When is Champagne not Champagne? When it’s the name of a wine writer, reports Decanter, the British wine magazine. Hence the lawsuit filed by France’s Champagne trade association against Australian Rachel Jayne Powell, who goes by Champagne Jayne. Since Powell also writes about other sparkling wine, the Champagne group says her name violates European Union rules. Their logic? That Champagne can only come from the Champagne region of France, so a writer who uses Champagne as a name can only write about Champagne. The case is scheduled to go to trial next week in Melbourne, believe it or not, and Decanter reports that it could set precedents.

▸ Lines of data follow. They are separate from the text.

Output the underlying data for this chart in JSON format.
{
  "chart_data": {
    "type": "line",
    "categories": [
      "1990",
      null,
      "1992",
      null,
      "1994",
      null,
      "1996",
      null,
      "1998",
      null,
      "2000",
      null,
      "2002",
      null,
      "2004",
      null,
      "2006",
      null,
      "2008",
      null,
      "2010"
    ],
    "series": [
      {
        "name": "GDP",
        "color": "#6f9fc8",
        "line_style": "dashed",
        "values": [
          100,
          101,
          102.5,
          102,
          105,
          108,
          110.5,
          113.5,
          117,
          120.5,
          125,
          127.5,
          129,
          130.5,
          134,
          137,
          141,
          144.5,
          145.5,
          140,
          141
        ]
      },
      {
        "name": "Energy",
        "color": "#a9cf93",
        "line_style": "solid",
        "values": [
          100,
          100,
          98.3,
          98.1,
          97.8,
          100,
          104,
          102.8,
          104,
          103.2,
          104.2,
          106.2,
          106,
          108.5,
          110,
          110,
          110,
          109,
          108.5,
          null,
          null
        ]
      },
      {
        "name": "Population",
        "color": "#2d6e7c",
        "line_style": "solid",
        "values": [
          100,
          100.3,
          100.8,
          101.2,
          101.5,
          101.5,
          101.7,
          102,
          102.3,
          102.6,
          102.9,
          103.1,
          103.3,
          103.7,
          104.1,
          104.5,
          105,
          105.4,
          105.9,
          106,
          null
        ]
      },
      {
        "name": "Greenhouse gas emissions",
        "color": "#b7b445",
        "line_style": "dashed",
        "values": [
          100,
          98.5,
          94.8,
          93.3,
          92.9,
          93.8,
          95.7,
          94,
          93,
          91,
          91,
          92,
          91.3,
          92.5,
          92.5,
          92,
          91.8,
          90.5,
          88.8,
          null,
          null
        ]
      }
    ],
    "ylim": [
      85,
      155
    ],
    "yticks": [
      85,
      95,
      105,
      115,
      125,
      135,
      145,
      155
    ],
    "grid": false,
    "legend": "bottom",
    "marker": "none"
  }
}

The Wine Curmudgeon, whose aversion to silly lawsuits like this is well known, has a suggestion: Settle by letting Powell call herself champagne Jayne with a small C, since every wine geek knows Champagne only comes from Champagne with a capital C.

Yet another million case producer: One of my goals with the blog is to help consumers understand that most of the wine we drink doesn’t come from artisanal producers, but from Big Wine — the multi-million case producers who dominate the business. That’s why this two-part interview with someone I’ve barely heard of is worthwhile. In it, Vintage Point’s David Biggar talks about his company’s 17 brands, the best known of which is Layer Cake. In this, what the wines taste like barely comes up, though there is plenty of discussion about pricing, distribution and the three-tier system, and margins. Which is what the wine business really is, and not all that foolishness that the Winestream Media would have you believe.